Michele Ruol – Terrarossa edizioni
“A Madre capitava di andare verso l’ingresso pensando che fossero loro.
Dalla finestra aperta venivano rumori di voci, e si aspettava, pochi minuti più tardi, di sentirle scoppiare mentre entravano in casa. Stavano arrivando, li vedeva quasi che sbattevano il portoncino blindato sul fermaporta – una palla di vetro fumé.
Non si saluta neanche?, gli avrebbe urlato continuando ad affettare la cipolla sul tagliere.
Andando in bagno si era affacciata un attimo nelle loro camere e si era stupita di trovarle vuote. Il letto, la sedia davanti al computer contenevano ancora le loro forme: come se si fossero appena alzati.
Madre aveva spadellato la pasta, solo a quel punto si era accorta di aver apparecchiato per quattro.
Aveva lasciato lì il pranzo, ed era tornata in terrazza a spazzare e strofinare via la cenere piovuta ormai quasi un mese prima.”
Si chiamano Madre, Padre, Maggiore e Minore i protagonisti di Inventario di quel che resta dopo che la foresta brucia. Sono una famiglia come tante o, meglio, lo erano, perché ora Maggiore e Minore non ci sono più. Maggiore e Minore sono morti e lo sapremo subito, dal primo oggetto che Michele Ruol sceglie di inventariare: “cornice in argento, 15×22 cm”
“La foto dei ragazzi sul tavolino nell’ingresso è la stessa che avevano usato per la lapide”
Primo oggetto di una lunga serie (99 brevi capitoli, 99 oggetti) che, come scritto nella seconda di copertina, raccontano un prima e un dopo. Un prima e un dopo quell’incidente. Un prima e un dopo la foresta incendiata
“Passati otto anni, il dolore era sempre lì, immutato.
Madre, quando pensava alla sua vita, immaginava la foresta distrutta dal fuoco nella stessa notte dell’incidente.
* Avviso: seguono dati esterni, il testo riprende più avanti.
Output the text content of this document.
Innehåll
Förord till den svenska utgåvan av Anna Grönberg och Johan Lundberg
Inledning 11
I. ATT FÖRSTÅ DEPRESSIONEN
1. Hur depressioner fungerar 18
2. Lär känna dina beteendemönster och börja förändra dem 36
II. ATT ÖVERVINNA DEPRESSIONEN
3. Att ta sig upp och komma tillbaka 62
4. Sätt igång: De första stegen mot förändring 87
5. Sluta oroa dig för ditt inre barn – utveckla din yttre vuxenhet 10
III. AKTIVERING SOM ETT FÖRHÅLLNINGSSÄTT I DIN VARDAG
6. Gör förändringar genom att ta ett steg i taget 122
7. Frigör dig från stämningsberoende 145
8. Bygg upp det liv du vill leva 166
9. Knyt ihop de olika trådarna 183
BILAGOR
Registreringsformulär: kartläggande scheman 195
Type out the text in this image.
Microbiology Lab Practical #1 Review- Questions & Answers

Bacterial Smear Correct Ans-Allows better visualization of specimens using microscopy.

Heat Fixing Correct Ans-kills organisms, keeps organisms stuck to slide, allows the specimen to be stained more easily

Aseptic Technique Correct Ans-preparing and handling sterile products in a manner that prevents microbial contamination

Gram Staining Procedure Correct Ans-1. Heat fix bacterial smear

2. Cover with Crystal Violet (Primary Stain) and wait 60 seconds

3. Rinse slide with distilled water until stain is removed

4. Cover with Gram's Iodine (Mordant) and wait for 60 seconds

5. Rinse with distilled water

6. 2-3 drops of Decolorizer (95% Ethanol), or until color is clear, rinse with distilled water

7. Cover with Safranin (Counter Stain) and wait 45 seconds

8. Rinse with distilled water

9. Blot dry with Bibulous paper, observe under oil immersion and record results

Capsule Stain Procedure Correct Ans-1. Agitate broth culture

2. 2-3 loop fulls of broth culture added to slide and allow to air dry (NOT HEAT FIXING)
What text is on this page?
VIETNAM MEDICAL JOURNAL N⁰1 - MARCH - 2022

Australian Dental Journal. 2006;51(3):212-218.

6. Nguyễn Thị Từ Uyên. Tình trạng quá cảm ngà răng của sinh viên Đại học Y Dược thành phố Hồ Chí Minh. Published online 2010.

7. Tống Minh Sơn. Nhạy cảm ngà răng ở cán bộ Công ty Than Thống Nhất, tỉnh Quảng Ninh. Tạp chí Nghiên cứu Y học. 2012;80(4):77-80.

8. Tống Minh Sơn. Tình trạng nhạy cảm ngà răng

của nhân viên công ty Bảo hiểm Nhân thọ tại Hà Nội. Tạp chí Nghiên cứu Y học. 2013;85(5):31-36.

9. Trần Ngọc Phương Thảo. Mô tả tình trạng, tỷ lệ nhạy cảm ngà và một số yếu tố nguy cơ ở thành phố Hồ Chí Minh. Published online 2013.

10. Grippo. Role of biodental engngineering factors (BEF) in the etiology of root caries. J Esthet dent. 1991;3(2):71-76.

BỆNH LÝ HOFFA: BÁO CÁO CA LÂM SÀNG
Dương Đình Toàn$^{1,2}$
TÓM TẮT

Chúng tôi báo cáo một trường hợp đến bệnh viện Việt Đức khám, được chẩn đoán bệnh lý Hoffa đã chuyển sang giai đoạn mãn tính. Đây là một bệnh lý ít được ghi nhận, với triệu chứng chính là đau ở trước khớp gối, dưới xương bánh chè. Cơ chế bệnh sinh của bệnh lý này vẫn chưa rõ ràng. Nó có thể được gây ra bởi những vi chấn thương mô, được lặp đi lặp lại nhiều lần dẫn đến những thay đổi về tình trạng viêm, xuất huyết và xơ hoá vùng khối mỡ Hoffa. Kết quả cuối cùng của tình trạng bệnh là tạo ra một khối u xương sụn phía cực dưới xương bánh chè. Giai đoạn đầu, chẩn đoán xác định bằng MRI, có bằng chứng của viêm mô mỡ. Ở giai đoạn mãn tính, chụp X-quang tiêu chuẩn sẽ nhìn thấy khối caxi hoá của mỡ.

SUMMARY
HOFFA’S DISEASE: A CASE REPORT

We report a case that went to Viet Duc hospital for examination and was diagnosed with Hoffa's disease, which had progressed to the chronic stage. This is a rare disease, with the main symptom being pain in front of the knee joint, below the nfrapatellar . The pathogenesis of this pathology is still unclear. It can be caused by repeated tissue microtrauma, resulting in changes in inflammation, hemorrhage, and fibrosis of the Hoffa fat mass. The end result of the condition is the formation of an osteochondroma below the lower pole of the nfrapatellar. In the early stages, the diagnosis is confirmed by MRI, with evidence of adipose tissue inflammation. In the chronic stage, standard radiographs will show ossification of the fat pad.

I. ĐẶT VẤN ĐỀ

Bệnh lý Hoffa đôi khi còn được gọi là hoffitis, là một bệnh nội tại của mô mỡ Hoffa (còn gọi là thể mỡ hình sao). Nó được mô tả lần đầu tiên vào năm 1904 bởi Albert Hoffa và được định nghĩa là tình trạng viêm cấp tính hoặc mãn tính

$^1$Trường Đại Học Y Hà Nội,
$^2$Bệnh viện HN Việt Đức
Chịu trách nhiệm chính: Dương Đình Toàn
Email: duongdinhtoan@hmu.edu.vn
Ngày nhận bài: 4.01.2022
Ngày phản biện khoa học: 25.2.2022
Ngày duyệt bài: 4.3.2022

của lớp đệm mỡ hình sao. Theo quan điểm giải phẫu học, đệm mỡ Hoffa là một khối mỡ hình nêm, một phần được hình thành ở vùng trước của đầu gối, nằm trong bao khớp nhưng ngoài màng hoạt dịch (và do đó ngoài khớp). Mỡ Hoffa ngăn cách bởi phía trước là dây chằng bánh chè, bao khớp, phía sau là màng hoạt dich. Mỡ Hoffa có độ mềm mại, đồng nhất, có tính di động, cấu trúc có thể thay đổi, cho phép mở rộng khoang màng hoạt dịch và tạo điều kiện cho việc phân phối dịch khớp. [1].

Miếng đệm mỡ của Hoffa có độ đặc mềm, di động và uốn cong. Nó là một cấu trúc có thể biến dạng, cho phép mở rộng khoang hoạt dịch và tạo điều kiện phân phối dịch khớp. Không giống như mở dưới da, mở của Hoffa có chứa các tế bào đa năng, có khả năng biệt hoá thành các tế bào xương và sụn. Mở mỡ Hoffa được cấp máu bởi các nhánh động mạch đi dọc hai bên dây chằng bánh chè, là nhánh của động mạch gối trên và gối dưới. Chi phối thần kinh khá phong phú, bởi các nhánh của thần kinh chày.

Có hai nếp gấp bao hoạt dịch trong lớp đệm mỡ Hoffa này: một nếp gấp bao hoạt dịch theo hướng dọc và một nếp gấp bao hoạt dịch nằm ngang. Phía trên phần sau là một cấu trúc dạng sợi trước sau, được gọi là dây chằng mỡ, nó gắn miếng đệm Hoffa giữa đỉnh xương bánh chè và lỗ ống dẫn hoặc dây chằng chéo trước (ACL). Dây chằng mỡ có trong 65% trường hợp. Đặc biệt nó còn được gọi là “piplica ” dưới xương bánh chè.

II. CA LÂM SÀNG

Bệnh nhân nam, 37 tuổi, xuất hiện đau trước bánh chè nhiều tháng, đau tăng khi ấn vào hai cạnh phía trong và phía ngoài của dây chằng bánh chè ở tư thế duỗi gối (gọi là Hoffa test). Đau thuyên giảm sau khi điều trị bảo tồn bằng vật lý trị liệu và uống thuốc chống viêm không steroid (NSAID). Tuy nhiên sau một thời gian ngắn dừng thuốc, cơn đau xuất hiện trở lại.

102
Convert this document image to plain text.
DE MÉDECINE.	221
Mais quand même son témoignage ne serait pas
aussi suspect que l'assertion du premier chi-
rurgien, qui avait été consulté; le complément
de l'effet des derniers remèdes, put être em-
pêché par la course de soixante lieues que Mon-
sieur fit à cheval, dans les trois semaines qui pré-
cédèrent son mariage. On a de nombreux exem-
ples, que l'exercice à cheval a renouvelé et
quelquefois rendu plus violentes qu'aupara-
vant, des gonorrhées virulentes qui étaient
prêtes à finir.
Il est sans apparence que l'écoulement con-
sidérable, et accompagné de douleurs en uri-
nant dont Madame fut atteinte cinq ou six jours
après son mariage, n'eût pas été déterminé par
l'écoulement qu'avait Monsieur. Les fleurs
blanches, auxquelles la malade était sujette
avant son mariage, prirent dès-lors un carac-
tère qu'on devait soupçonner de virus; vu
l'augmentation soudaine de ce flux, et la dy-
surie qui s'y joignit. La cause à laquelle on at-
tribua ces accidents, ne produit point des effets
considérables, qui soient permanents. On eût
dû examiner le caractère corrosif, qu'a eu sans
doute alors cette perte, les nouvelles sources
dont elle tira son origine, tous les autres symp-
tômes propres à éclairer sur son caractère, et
Rivedeva quelle distese di alberi carbonizzati, distese di moncherini neri lungo il fianco della montagna.
Un bosco identico a quello che c’era prima non sarebbe mai più cresciuto, lei lo sapeva.”
Ruol disegna la mappa della vita di una famiglia distrutta dal lutto, ma anche di una famiglia che prima di quel lutto aveva i problemi, i battibecchi, le incomprensioni e gli atti d’amore che ogni famiglia, in fondo, ha; e lo fa attraverso il quotidiano degli oggetti, attraverso le storie che ogni oggetto può raccontare, che sia un toner esaurito, che sia una clessidra
“Per molti è la metafora del tempo che scorre inesorabile e che non si può fermare: sopra quello che ancora abbiamo, sotto quello che ormai è passato, le aveva detto.
Però a guardare bene, la sabbia si sposta, ma non se ne va mai. Basta girare la clessidra e il tempo riprende a scorrere. […] Alla fine, è sempre questione di prospettiva.”
Che sia un termometro a pile, una copertina rossa o uno stradario.
E ci racconta quel lutto, quei silenzi, il modo diverso e i tempi diversi di Madre e Padre di viverlo. I pianti, la depressione, due mani che si stringono e, forse anche, la vita che continua, in un altro modo certo, con una mancanza enorme, ma che deve trovare il modo di continuare
“Prendi una pineta, della macchia mediterranea, un bosco di lecci, quello che vuoi. Sì, c’è qualche corbezzolo, ma sono pochi, sparsi qua e là, soffocati dal resto della vegetazione. Poi scoppia un incendio e non rimane niente.
E quindi?
Tra i primi a rinascere ci sono i corbezzoli. Le fiamme e la cenere rendono acido il terreno, questo li stimola a buttare nuovi germogli dalle radici. Sotto terra sono ancora vivi. Dopo l’incendio gli alberi che gli toglievano la luce non ci sono più e ora i corbezzoli crescono più rigogliosi di prima. E poi sono piante speciali, aveva proseguito Madre entusiasmandosi, capaci di fare contemporaneamente fiori e frutti: grappoli di campanelle bianche e bellissime bacche rosse e arancioni.”
Un romanzo delicato e splendido nel raccontare con un tono, mai melodrammatico, ma sempre doloroso, cosa resta dopo l’incendio, cosa resta quando una famiglia è distrutta dalla perdita dei figli. E pare dirci che quello che resta sono proprio i ricordi intrappolati in quegli oggetti che per gli altri possono anche essere banali, scontati, ma non lo sono per chi quegli oggetti li ha vissuti, condivisi, resi parte della narrazione familiare. Imprescindibili.